China reported better-than-expected trade data for January as demand picked up both at home and abroad, an encouraging start to 2017 for the world’s second largest economy.
China’s exports in yuan-denominated terms rose 15.9 percent year-on-year in January, while imports increased 25.2 percent, customs data showed on Feb 10. Foreign trade volume reached 2.18 trillion yuan (about $316.8 billion) in January, up 19.6 percent year on year.
That left the country with an initial trade surplus of $51.35 billion for the month, the General Administration of Customs (GAC) said.
The GAC also said trade with major partners, including the European Union, the US and Japan, all shot up. China’s trade surplus with the US fell around 1.5 percent from December to $21.4 billion in January on increased imports.
Analysts say trends in January and February can be distorted due to the Chinese New Year holiday. They also say the fast rise in China’s foreign trade came on price hikes in such commodities as iron ore, crude oil, and coal.
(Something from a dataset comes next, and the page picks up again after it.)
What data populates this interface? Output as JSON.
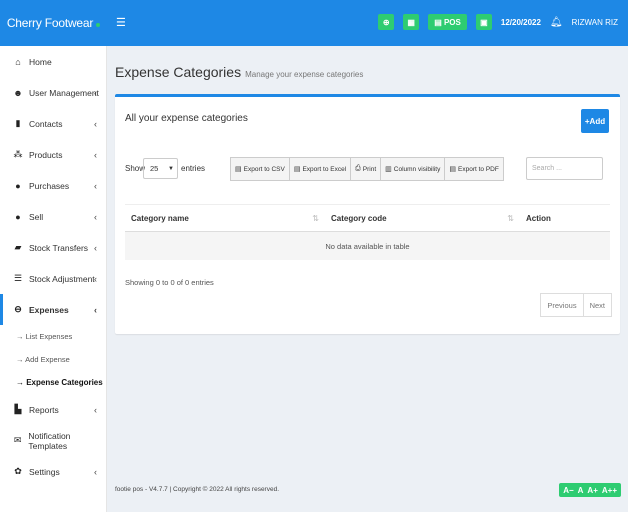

“The rise in commodity prices is based on economic reasons. This means the conditions for global economy have improved, lifting prices. This also means the market sentiment is on track for recovery,” said Yan Min, a scholar from China’s State Information Center.
While overall exports grew, China’s steel exports fell 23.8 percent in January year-on-year. GAC said the decline was the result of Beijing’s efforts to reduce steelmaking overcapacity after continuous pressure from the EU and the US, which have accused the Asian giant of dumping.
China, the world’s largest producer of steel, exported 7.42 million tons of the product last month. That’s less than the 9.74 million tons exported in January 2016 and the 7.8 million tons in December.